The main secret gummint needs to keep is that it isn’t awfully good at government. They’ll pay anything to keep that secret.
Shorter Ron &/or Rand Paul: "Leaks are accidents, no? Those things happen".
Funny, Krauthammer says the same thing.
Is that foreshadowing of a Krauthammer post (complete with the beer can chicken body)? We need a little Krauthammer, just a little Krauthammer–just this very minute.
Do Kraptauer and Paul ever meet on the same TV show? Debate? Come to blows?
I'm sure another batch of his crippling wit will come rolling in any minute now.
A Krauthammer-less Wonkette is something I just won't stand for.
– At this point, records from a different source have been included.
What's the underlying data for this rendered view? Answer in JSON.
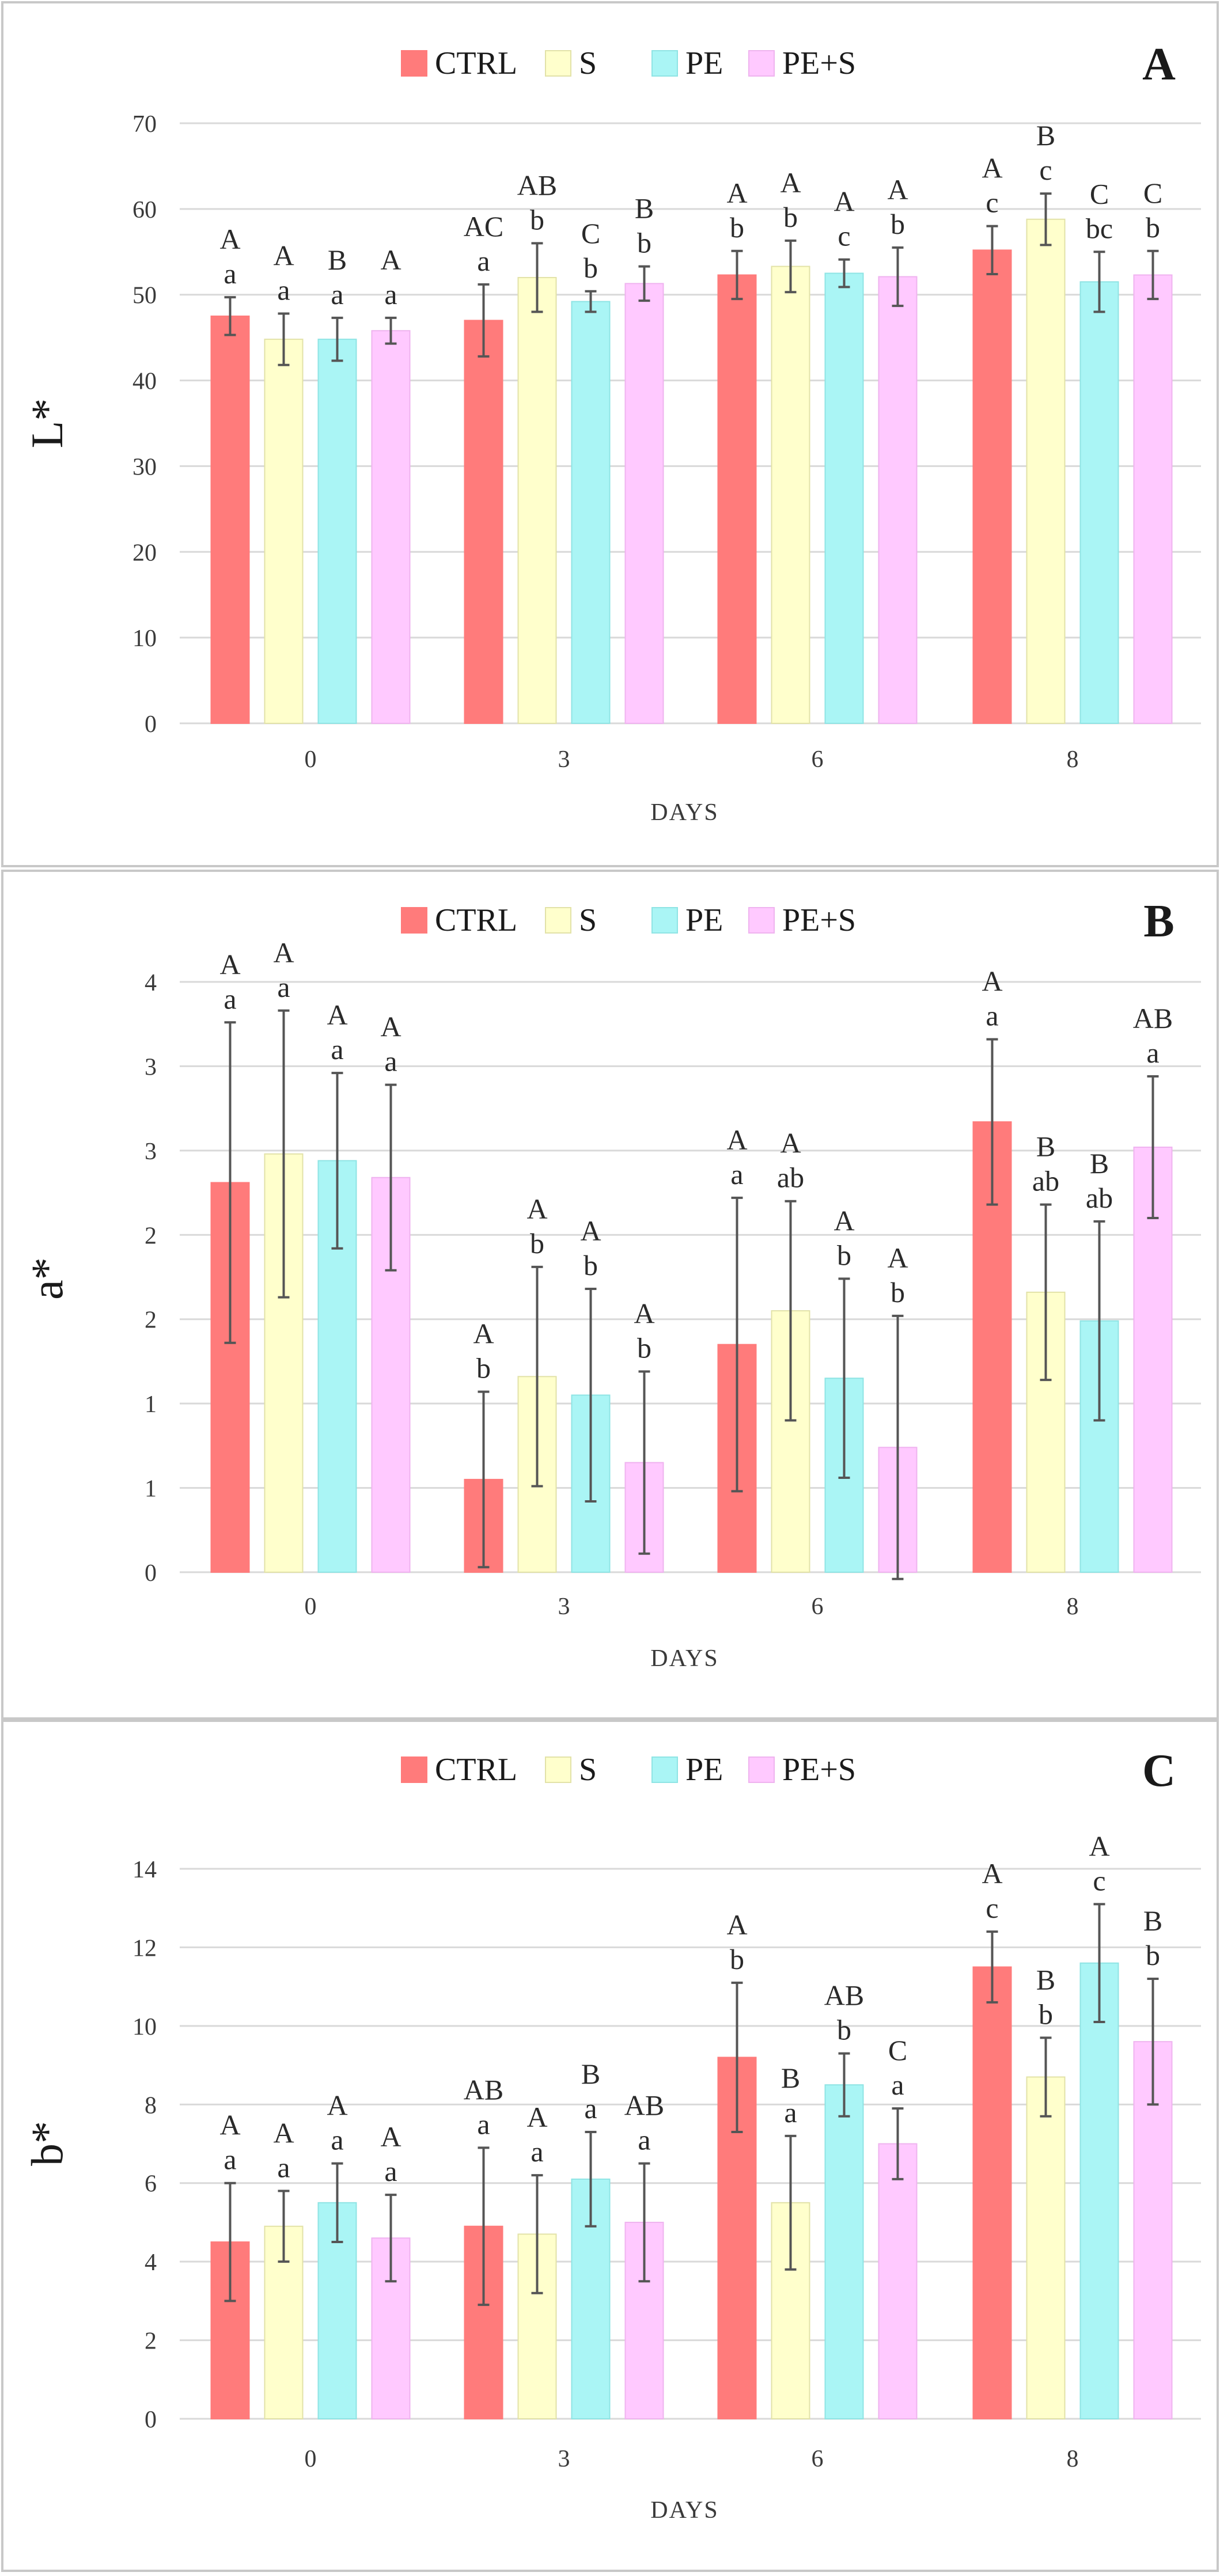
{
  "figure": {
    "colors": {
      "CTRL": "#ff7b7b",
      "S": "#ffffcc",
      "PE": "#aaf5f5",
      "PE+S": "#ffc9ff"
    },
    "series_names": [
      "CTRL",
      "S",
      "PE",
      "PE+S"
    ]
  },
  "chart_data": [
    {
      "type": "bar",
      "panel": "A",
      "ylabel": "L*",
      "xlabel": "DAYS",
      "categories": [
        "0",
        "3",
        "6",
        "8"
      ],
      "ylim": [
        0,
        70
      ],
      "yticks": [
        "0",
        "10",
        "20",
        "30",
        "40",
        "50",
        "60",
        "70"
      ],
      "ytick_values": [
        0,
        10,
        20,
        30,
        40,
        50,
        60,
        70
      ],
      "legend": [
        "CTRL",
        "S",
        "PE",
        "PE+S"
      ],
      "series": [
        {
          "name": "CTRL",
          "values": [
            47.5,
            47.0,
            52.3,
            55.2
          ],
          "errors": [
            2.2,
            4.2,
            2.8,
            2.8
          ],
          "upper": [
            "A",
            "AC",
            "A",
            "A"
          ],
          "lower": [
            "a",
            "a",
            "b",
            "c"
          ]
        },
        {
          "name": "S",
          "values": [
            44.8,
            52.0,
            53.3,
            58.8
          ],
          "errors": [
            3.0,
            4.0,
            3.0,
            3.0
          ],
          "upper": [
            "A",
            "AB",
            "A",
            "B"
          ],
          "lower": [
            "a",
            "b",
            "b",
            "c"
          ]
        },
        {
          "name": "PE",
          "values": [
            44.8,
            49.2,
            52.5,
            51.5
          ],
          "errors": [
            2.5,
            1.2,
            1.6,
            3.5
          ],
          "upper": [
            "B",
            "C",
            "A",
            "C"
          ],
          "lower": [
            "a",
            "b",
            "c",
            "bc"
          ]
        },
        {
          "name": "PE+S",
          "values": [
            45.8,
            51.3,
            52.1,
            52.3
          ],
          "errors": [
            1.5,
            2.0,
            3.4,
            2.8
          ],
          "upper": [
            "A",
            "B",
            "A",
            "C"
          ],
          "lower": [
            "a",
            "b",
            "b",
            "b"
          ]
        }
      ]
    },
    {
      "type": "bar",
      "panel": "B",
      "ylabel": "a*",
      "xlabel": "DAYS",
      "categories": [
        "0",
        "3",
        "6",
        "8"
      ],
      "ylim": [
        0,
        3.5
      ],
      "yticks": [
        "0",
        "1",
        "1",
        "2",
        "2",
        "3",
        "3",
        "4"
      ],
      "ytick_values": [
        0,
        0.5,
        1.0,
        1.5,
        2.0,
        2.5,
        3.0,
        3.5
      ],
      "legend": [
        "CTRL",
        "S",
        "PE",
        "PE+S"
      ],
      "series": [
        {
          "name": "CTRL",
          "values": [
            2.31,
            0.55,
            1.35,
            2.67
          ],
          "errors": [
            0.95,
            0.52,
            0.87,
            0.49
          ],
          "upper": [
            "A",
            "A",
            "A",
            "A"
          ],
          "lower": [
            "a",
            "b",
            "a",
            "a"
          ]
        },
        {
          "name": "S",
          "values": [
            2.48,
            1.16,
            1.55,
            1.66
          ],
          "errors": [
            0.85,
            0.65,
            0.65,
            0.52
          ],
          "upper": [
            "A",
            "A",
            "A",
            "B"
          ],
          "lower": [
            "a",
            "b",
            "ab",
            "ab"
          ]
        },
        {
          "name": "PE",
          "values": [
            2.44,
            1.05,
            1.15,
            1.49
          ],
          "errors": [
            0.52,
            0.63,
            0.59,
            0.59
          ],
          "upper": [
            "A",
            "A",
            "A",
            "B"
          ],
          "lower": [
            "a",
            "b",
            "b",
            "ab"
          ]
        },
        {
          "name": "PE+S",
          "values": [
            2.34,
            0.65,
            0.74,
            2.52
          ],
          "errors": [
            0.55,
            0.54,
            0.78,
            0.42
          ],
          "upper": [
            "A",
            "A",
            "A",
            "AB"
          ],
          "lower": [
            "a",
            "b",
            "b",
            "a"
          ]
        }
      ]
    },
    {
      "type": "bar",
      "panel": "C",
      "ylabel": "b*",
      "xlabel": "DAYS",
      "categories": [
        "0",
        "3",
        "6",
        "8"
      ],
      "ylim": [
        0,
        14
      ],
      "yticks": [
        "0",
        "2",
        "4",
        "6",
        "8",
        "10",
        "12",
        "14"
      ],
      "ytick_values": [
        0,
        2,
        4,
        6,
        8,
        10,
        12,
        14
      ],
      "legend": [
        "CTRL",
        "S",
        "PE",
        "PE+S"
      ],
      "series": [
        {
          "name": "CTRL",
          "values": [
            4.5,
            4.9,
            9.2,
            11.5
          ],
          "errors": [
            1.5,
            2.0,
            1.9,
            0.9
          ],
          "upper": [
            "A",
            "AB",
            "A",
            "A"
          ],
          "lower": [
            "a",
            "a",
            "b",
            "c"
          ]
        },
        {
          "name": "S",
          "values": [
            4.9,
            4.7,
            5.5,
            8.7
          ],
          "errors": [
            0.9,
            1.5,
            1.7,
            1.0
          ],
          "upper": [
            "A",
            "A",
            "B",
            "B"
          ],
          "lower": [
            "a",
            "a",
            "a",
            "b"
          ]
        },
        {
          "name": "PE",
          "values": [
            5.5,
            6.1,
            8.5,
            11.6
          ],
          "errors": [
            1.0,
            1.2,
            0.8,
            1.5
          ],
          "upper": [
            "A",
            "B",
            "AB",
            "A"
          ],
          "lower": [
            "a",
            "a",
            "b",
            "c"
          ]
        },
        {
          "name": "PE+S",
          "values": [
            4.6,
            5.0,
            7.0,
            9.6
          ],
          "errors": [
            1.1,
            1.5,
            0.9,
            1.6
          ],
          "upper": [
            "A",
            "AB",
            "C",
            "B"
          ],
          "lower": [
            "a",
            "a",
            "a",
            "b"
          ]
        }
      ]
    }
  ]
}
Speaking Teabagging to Power !!1
In a world where Ron Paul makes more sense than most politicians………………………..
Exactly what I was thinking….
Maybe Ron Paul should offer Assange asylum in his office? Or in Texas?
Ron and Julian sitting in a tree: K-I-S-S-I-N-G…. Without a rubber.
Does anyone know if they teach that you can impregnate a girl by kissing her at Catholic school?
From what I hear, you can get your ass lashed within an inch of your life by even mentioning kissing at a Catholic School; unless it's kissing one of the Holy Fathers, of course.
ron paul aint so bad- he is not against legalizing weed. real libertarians are also
Thanks…
This would set the precedent for a Sean Hannity public flogging, just sayin?